Wenn wir nun annehmen, dass Jesus tatsächlich wollte, dass Männer als Diakone, Priester und Bischöfe dienen, dann nur, um gerade ihnen zu verdeutlichen, dass Jesu Macht in die Ohnmacht am Kreuz führt: Er zielt auf große Veränderungen durch Veränderung im einzelnen. Er stürzt die Mächtigen vom Thron und erhöht die Niedrigen!  Er beendet das Patriarchat, indem er Männer in die Ohnmacht ruft.


Der Herr verändert Strukturen auf der individuellen Ebene. Das enttäuschte alle, die gegen Rom kämpfen wollten und stellte am Ende doch viele Strukturen auf den Kopf. 
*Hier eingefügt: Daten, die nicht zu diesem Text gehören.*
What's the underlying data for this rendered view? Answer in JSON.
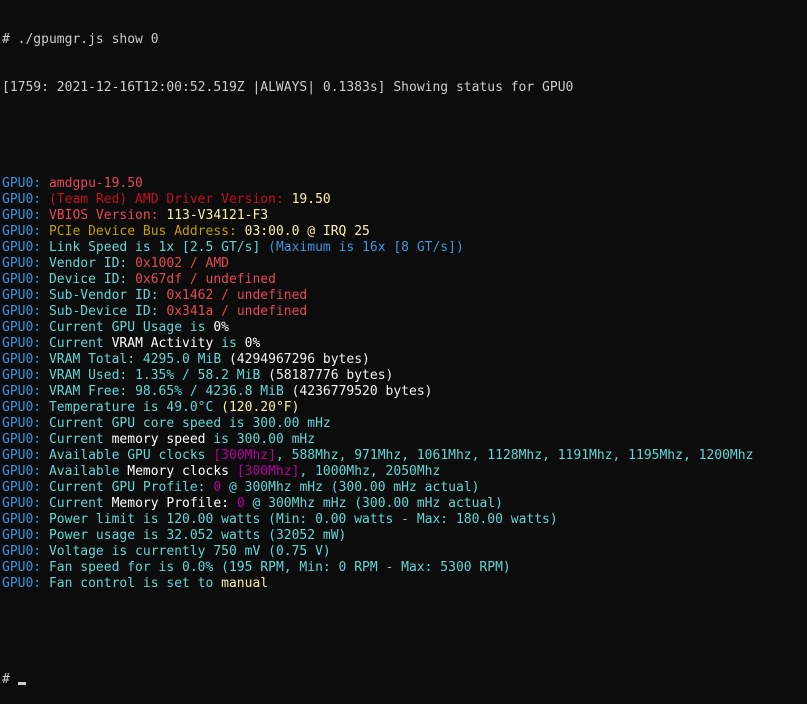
{
  "prompt": "# ./gpumgr.js show 0",
  "log_line": "[1759: 2021-12-16T12:00:52.519Z |ALWAYS| 0.1383s] Showing status for GPU0",
  "prefix": "GPU0: ",
  "lines": [
    [
      {
        "t": "amdgpu-19.50",
        "c": "c-red"
      }
    ],
    [
      {
        "t": "(Team Red) AMD Driver Version: ",
        "c": "c-dred"
      },
      {
        "t": "19.50",
        "c": "c-yel"
      }
    ],
    [
      {
        "t": "VBIOS Version: ",
        "c": "c-red"
      },
      {
        "t": "113-V34121-F3",
        "c": "c-yel"
      }
    ],
    [
      {
        "t": "PCIe Device Bus Address: ",
        "c": "c-gold"
      },
      {
        "t": "03:00.0 @ IRQ 25",
        "c": "c-yel"
      }
    ],
    [
      {
        "t": "Link Speed is 1x [2.5 GT/s] ",
        "c": "c-cyan2"
      },
      {
        "t": "(Maximum is 16x [8 GT/s])",
        "c": "c-cyan"
      }
    ],
    [
      {
        "t": "Vendor ID: ",
        "c": "c-cyan2"
      },
      {
        "t": "0x1002 / AMD",
        "c": "c-red"
      }
    ],
    [
      {
        "t": "Device ID: ",
        "c": "c-cyan2"
      },
      {
        "t": "0x67df / undefined",
        "c": "c-red"
      }
    ],
    [
      {
        "t": "Sub-Vendor ID: ",
        "c": "c-cyan2"
      },
      {
        "t": "0x1462 / undefined",
        "c": "c-red"
      }
    ],
    [
      {
        "t": "Sub-Device ID: ",
        "c": "c-cyan2"
      },
      {
        "t": "0x341a / undefined",
        "c": "c-red"
      }
    ],
    [
      {
        "t": "Current ",
        "c": "c-cyan2"
      },
      {
        "t": "GPU Usage",
        "c": "c-cyan2"
      },
      {
        "t": " is ",
        "c": "c-cyan2"
      },
      {
        "t": "0%",
        "c": "c-bwhite"
      }
    ],
    [
      {
        "t": "Current ",
        "c": "c-cyan2"
      },
      {
        "t": "VRAM Activity",
        "c": "c-bwhite"
      },
      {
        "t": " is ",
        "c": "c-cyan2"
      },
      {
        "t": "0%",
        "c": "c-bwhite"
      }
    ],
    [
      {
        "t": "VRAM Total: ",
        "c": "c-cyan2"
      },
      {
        "t": "4295.0 MiB ",
        "c": "c-cyan2"
      },
      {
        "t": "(4294967296 bytes)",
        "c": "c-white"
      }
    ],
    [
      {
        "t": "VRAM Used: ",
        "c": "c-cyan2"
      },
      {
        "t": "1.35% / 58.2 MiB ",
        "c": "c-cyan2"
      },
      {
        "t": "(58187776 bytes)",
        "c": "c-white"
      }
    ],
    [
      {
        "t": "VRAM Free: ",
        "c": "c-cyan2"
      },
      {
        "t": "98.65% / 4236.8 MiB ",
        "c": "c-cyan2"
      },
      {
        "t": "(4236779520 bytes)",
        "c": "c-white"
      }
    ],
    [
      {
        "t": "Temperature is 49.0°C ",
        "c": "c-cyan2"
      },
      {
        "t": "(120.20°F)",
        "c": "c-yel"
      }
    ],
    [
      {
        "t": "Current GPU core speed is 300.00 mHz",
        "c": "c-cyan2"
      }
    ],
    [
      {
        "t": "Current ",
        "c": "c-cyan2"
      },
      {
        "t": "memory speed",
        "c": "c-bwhite"
      },
      {
        "t": " is 300.00 mHz",
        "c": "c-cyan2"
      }
    ],
    [
      {
        "t": "Available GPU clocks ",
        "c": "c-cyan2"
      },
      {
        "t": "[300Mhz]",
        "c": "c-mag"
      },
      {
        "t": ", 588Mhz, 971Mhz, 1061Mhz, 1128Mhz, 1191Mhz, 1195Mhz, 1200Mhz",
        "c": "c-cyan2"
      }
    ],
    [
      {
        "t": "Available ",
        "c": "c-cyan2"
      },
      {
        "t": "Memory clocks",
        "c": "c-bwhite"
      },
      {
        "t": " ",
        "c": "c-cyan2"
      },
      {
        "t": "[300Mhz]",
        "c": "c-mag"
      },
      {
        "t": ", 1000Mhz, 2050Mhz",
        "c": "c-cyan2"
      }
    ],
    [
      {
        "t": "Current GPU Profile: ",
        "c": "c-cyan2"
      },
      {
        "t": "0",
        "c": "c-mag"
      },
      {
        "t": " @ 300Mhz mHz (300.00 mHz actual)",
        "c": "c-cyan2"
      }
    ],
    [
      {
        "t": "Current ",
        "c": "c-cyan2"
      },
      {
        "t": "Memory Profile:",
        "c": "c-bwhite"
      },
      {
        "t": " ",
        "c": "c-cyan2"
      },
      {
        "t": "0",
        "c": "c-mag"
      },
      {
        "t": " @ 300Mhz mHz (300.00 mHz actual)",
        "c": "c-cyan2"
      }
    ],
    [
      {
        "t": "Power limit is 120.00 watts (Min: 0.00 watts - Max: 180.00 watts)",
        "c": "c-cyan2"
      }
    ],
    [
      {
        "t": "Power usage is 32.052 watts (32052 mW)",
        "c": "c-cyan2"
      }
    ],
    [
      {
        "t": "Voltage is currently 750 mV (0.75 V)",
        "c": "c-cyan2"
      }
    ],
    [
      {
        "t": "Fan speed for is 0.0% (195 RPM, Min: 0 RPM - Max: 5300 RPM)",
        "c": "c-cyan2"
      }
    ],
    [
      {
        "t": "Fan control is set to ",
        "c": "c-cyan2"
      },
      {
        "t": "manual",
        "c": "c-yel"
      }
    ]
  ],
  "final_prompt": "# ",
  "colors": {
    "background": "#0c0c0c",
    "default_text": "#cccccc",
    "prefix": "#3a96dd",
    "label": "#61d6d6",
    "error_value": "#e74856",
    "highlight": "#f9f1a5",
    "selected_clock": "#b4009e"
  }
}
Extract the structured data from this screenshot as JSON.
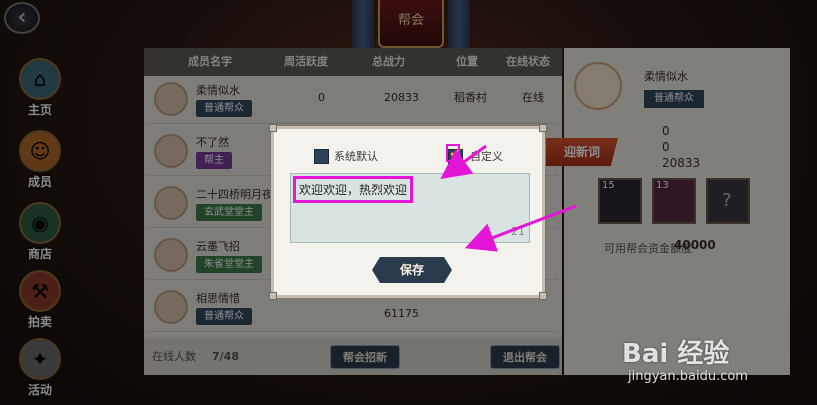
{
  "nav": {
    "items": [
      {
        "label": "主页",
        "icon": "home-icon"
      },
      {
        "label": "成员",
        "icon": "member-icon"
      },
      {
        "label": "商店",
        "icon": "shop-icon"
      },
      {
        "label": "拍卖",
        "icon": "auction-icon"
      },
      {
        "label": "活动",
        "icon": "event-icon"
      }
    ]
  },
  "banner": {
    "text": "帮会"
  },
  "table": {
    "headers": [
      "成员名字",
      "周活跃度",
      "总战力",
      "位置",
      "在线状态"
    ],
    "rows": [
      {
        "name": "柔情似水",
        "role": "普通帮众",
        "activity": "0",
        "power": "20833",
        "location": "稻香村",
        "status": "在线"
      },
      {
        "name": "不了然",
        "role": "帮主",
        "activity": "",
        "power": "",
        "location": "",
        "status": ""
      },
      {
        "name": "二十四桥明月夜",
        "role": "玄武堂堂主",
        "activity": "",
        "power": "",
        "location": "",
        "status": ""
      },
      {
        "name": "云墨飞招",
        "role": "朱雀堂堂主",
        "activity": "",
        "power": "",
        "location": "",
        "status": ""
      },
      {
        "name": "相思情惜",
        "role": "普通帮众",
        "activity": "",
        "power": "61175",
        "location": "",
        "status": ""
      }
    ]
  },
  "footer": {
    "online_label": "在线人数",
    "online_count": "7/48",
    "recruit_button": "帮会招新",
    "leave_button": "退出帮会"
  },
  "info": {
    "name": "柔情似水",
    "role": "普通帮众",
    "stat_1": "0",
    "stat_2": "0",
    "stat_3": "20833",
    "card_1": "15",
    "card_2": "13",
    "card_3": "?",
    "fund_label": "可用帮会资金额度",
    "fund_value": "40000",
    "greeting_tab": "迎新词"
  },
  "dialog": {
    "option_default": "系统默认",
    "option_custom": "自定义",
    "custom_checked": true,
    "message": "欢迎欢迎，热烈欢迎",
    "char_count": "21",
    "save_button": "保存"
  },
  "colors": {
    "annotation": "#e316d8",
    "accent": "#2a3b4e"
  },
  "watermark": {
    "main": "Bai 经验",
    "sub": "jingyan.baidu.com"
  }
}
Die Weihe zu Diakon, Priester und Bischof müsste unter dieser Perspektive reale Erniedrigung der eigenen Rolle und Ermächtigung anderer sein. Die Geschichte (auch der Kirche) lehrt, dass gerade Männer da immer noch viel zu lernen haben. Und auch in der öffentlichen Wahrnehmung (auch der Katholiken selbst) wäre es schön, wenn bei Gemeinde nicht sofort an den Priester gedacht wird, sondern an die Vielen, die sich am Sonntag in der Eucharistie versammeln.
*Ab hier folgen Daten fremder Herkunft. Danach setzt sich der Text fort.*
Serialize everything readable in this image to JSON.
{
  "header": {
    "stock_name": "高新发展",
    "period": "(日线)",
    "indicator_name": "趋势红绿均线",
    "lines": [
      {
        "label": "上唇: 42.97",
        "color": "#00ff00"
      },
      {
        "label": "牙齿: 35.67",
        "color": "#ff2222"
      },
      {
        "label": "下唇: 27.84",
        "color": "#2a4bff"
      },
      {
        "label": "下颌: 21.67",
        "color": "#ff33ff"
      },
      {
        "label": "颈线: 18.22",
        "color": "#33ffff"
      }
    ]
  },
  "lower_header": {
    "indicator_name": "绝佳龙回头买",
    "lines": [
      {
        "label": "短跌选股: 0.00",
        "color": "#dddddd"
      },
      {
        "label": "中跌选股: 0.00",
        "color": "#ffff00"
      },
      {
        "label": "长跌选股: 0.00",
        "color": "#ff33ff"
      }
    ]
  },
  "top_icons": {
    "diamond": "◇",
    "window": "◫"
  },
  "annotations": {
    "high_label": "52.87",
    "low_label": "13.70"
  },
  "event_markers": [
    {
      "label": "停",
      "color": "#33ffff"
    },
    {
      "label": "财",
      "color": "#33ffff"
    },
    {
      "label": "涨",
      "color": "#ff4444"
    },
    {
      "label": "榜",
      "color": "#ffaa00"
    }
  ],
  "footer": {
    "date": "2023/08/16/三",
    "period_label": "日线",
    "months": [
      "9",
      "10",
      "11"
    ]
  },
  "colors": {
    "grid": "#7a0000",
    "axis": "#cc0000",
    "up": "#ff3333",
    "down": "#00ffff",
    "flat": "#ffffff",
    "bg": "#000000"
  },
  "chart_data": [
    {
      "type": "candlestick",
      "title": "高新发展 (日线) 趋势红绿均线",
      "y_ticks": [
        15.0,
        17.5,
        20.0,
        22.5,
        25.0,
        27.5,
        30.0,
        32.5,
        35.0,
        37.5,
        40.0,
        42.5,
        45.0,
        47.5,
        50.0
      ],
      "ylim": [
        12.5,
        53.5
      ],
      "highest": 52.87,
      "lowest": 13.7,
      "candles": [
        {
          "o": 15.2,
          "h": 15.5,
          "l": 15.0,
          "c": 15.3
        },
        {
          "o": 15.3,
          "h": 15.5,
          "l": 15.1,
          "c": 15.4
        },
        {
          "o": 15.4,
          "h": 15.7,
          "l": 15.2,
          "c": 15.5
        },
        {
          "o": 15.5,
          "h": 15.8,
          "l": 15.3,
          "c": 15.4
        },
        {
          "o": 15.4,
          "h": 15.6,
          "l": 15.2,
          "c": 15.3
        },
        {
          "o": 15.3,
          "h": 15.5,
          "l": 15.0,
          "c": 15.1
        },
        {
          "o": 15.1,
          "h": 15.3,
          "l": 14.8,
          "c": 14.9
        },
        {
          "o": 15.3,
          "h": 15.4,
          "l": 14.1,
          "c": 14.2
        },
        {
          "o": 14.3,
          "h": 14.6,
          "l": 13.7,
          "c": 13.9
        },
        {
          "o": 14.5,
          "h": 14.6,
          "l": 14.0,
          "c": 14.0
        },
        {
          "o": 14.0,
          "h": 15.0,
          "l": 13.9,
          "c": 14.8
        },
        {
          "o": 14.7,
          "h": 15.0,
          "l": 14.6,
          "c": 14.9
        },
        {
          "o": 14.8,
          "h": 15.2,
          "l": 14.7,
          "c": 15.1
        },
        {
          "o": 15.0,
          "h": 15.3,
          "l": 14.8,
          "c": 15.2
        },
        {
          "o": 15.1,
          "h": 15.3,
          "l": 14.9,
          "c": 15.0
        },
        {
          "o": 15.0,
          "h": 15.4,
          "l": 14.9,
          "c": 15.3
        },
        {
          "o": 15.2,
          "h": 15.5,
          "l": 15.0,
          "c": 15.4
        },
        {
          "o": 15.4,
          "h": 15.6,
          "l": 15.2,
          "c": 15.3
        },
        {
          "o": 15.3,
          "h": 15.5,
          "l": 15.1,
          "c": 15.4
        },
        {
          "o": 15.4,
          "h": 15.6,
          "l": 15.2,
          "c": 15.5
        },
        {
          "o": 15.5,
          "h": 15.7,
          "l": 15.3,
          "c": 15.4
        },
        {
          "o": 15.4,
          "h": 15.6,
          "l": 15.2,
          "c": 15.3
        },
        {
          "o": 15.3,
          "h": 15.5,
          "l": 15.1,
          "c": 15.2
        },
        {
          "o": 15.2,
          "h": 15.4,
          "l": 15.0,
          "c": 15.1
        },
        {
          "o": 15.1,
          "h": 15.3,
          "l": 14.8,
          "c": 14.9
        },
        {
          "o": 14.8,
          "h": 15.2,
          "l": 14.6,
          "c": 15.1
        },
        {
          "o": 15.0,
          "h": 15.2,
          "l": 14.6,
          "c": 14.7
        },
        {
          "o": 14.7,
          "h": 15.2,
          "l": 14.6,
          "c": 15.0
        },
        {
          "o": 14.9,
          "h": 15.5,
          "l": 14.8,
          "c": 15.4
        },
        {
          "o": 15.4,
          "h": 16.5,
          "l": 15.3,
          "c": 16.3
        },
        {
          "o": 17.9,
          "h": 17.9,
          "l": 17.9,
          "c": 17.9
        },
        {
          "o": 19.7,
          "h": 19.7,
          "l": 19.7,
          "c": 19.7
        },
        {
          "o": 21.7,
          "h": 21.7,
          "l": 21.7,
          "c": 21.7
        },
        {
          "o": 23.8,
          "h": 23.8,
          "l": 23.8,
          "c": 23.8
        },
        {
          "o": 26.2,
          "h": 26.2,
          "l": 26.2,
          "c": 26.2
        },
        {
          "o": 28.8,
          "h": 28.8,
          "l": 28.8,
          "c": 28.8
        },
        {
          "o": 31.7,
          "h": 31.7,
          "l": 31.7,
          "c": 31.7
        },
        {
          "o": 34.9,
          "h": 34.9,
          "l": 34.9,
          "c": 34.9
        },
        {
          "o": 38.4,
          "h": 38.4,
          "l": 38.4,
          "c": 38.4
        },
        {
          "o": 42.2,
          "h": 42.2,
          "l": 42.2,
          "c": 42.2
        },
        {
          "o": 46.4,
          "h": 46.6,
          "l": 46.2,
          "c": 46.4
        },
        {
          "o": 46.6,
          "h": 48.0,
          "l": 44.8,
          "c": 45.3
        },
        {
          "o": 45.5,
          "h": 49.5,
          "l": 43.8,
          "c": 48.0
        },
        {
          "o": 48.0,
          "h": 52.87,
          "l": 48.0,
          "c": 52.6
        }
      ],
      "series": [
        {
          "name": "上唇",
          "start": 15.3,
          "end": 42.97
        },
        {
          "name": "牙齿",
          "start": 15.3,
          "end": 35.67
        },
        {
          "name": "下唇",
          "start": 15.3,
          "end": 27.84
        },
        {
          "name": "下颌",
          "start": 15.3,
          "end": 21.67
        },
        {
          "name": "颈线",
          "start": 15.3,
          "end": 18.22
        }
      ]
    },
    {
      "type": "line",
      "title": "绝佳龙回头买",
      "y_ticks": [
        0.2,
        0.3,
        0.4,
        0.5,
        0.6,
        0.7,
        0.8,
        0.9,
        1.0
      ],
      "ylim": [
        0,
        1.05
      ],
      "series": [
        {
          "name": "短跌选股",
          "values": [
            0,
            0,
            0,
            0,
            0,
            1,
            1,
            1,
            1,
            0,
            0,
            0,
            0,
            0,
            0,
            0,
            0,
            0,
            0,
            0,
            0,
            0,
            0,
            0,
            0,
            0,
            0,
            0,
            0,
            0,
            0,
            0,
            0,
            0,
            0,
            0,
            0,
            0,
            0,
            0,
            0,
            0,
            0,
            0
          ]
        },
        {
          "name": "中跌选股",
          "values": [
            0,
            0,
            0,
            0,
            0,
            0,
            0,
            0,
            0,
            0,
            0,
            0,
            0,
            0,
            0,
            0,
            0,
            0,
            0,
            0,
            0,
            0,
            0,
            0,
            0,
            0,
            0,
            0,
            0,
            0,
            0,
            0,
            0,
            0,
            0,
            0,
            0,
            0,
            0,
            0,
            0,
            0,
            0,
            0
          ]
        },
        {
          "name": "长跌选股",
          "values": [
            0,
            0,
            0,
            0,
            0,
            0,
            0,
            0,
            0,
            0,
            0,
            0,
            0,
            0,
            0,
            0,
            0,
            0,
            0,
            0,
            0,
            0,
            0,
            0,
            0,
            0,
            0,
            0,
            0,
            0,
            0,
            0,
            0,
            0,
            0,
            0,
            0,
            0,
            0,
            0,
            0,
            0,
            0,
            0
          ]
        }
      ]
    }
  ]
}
Jesus Christus ist der Herr!

Dieser Herr schickt auch keine bösen Worte hinterher, wenn ein Mensch seine Bedingungen nicht erfüllen kann. Das wird für mich beim reichen Jüngling schön deutlich. [Mt 19,22]
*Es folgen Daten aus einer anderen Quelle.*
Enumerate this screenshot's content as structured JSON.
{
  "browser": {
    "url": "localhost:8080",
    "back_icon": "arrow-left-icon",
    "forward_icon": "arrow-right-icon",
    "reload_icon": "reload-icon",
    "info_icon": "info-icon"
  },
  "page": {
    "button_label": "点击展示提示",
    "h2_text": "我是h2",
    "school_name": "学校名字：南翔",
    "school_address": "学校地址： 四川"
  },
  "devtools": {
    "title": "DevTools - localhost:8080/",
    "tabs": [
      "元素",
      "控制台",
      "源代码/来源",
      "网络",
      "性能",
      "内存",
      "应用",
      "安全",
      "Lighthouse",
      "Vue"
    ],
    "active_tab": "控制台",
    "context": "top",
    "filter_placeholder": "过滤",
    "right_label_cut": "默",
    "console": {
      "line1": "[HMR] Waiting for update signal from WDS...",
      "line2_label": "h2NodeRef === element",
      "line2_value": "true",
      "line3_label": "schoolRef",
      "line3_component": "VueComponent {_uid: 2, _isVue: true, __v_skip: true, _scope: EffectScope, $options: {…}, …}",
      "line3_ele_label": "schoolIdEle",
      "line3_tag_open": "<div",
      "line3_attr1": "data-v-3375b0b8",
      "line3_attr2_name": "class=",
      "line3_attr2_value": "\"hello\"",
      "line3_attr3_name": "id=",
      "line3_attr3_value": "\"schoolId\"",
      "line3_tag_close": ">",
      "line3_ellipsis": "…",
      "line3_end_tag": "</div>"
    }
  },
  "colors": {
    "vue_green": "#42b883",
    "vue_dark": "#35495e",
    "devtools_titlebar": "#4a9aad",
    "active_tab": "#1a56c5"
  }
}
Am Ende des Dialogs mit Jesus geht er traurig weg. Jesus lässt ihn gehen. 

Ja, es ist schwerer, Gottes Spur zu folgen, wenn man reich ist. Nachfolge bedeutet ja, anderen Raum zu schaffen. Nachfolge bedeutet nicht, selbst viel für sich zu beanspruchen. Und doch findet Gottes Weisheit ihre Wege, Nachfolge in allen Situationen zu ermöglichen. [Mt 19,26]


Michaeliskirche Leipzig
Michaeliskirche Leipzig

Dieser Kyrios hat die Menschen im Blick, die schwere Lasten zu tragen haben. Er fragt nicht nach Nationen, er fragt nach den Menschen und ihrem Schicksal. Er fragt nach den Kindern, die nicht verstehen, warum der Krieg ihnen die Familie nimmt. 

Macht, die wirklich andere befreit und ihnen hilft, selbständig den eigenen Weg zu gehen, ist leise und langsam. Sie reagiert nicht mit Hass auf Hass, sie bleibt ihrem eigenen Weg geduldig treu. Sie misst ihren Erfolg über Generationen. 

Christen haben von Anfang an die Rede vom geduldigen Gottesknecht [Jes 53] auf Jesus Christus bezogen. Es ist sein Weg. Der Weg der Liebe und Zuwendung. Der Weg, der eigenes Leid und Tod in Kauf nimmt, um anderen zu verdeutlichen, dass es eine Alternative zu Ausgrenzung, Hass und Gewalt gibt. Es ist seltsam, wie oft gerade Christen in Geschichte und Gegenwart nicht begriffen haben, was es bedeutet, den glimmenden Docht nicht zu löschen. 

Klar, man kann weit kommen, wenn man die Knoten der Welt machtvoll durchschlägt. Leider entstehen dabei neue Knoten, die vielen über Generationen auf der Seele liegen. Langfristig bringt es der Welt mehr Frieden und Recht, wenn jeder an seinem Ort mitarbeitet, langsam die Knoten zu lösen, die ungeduldige Generationen vor uns geschaffen haben.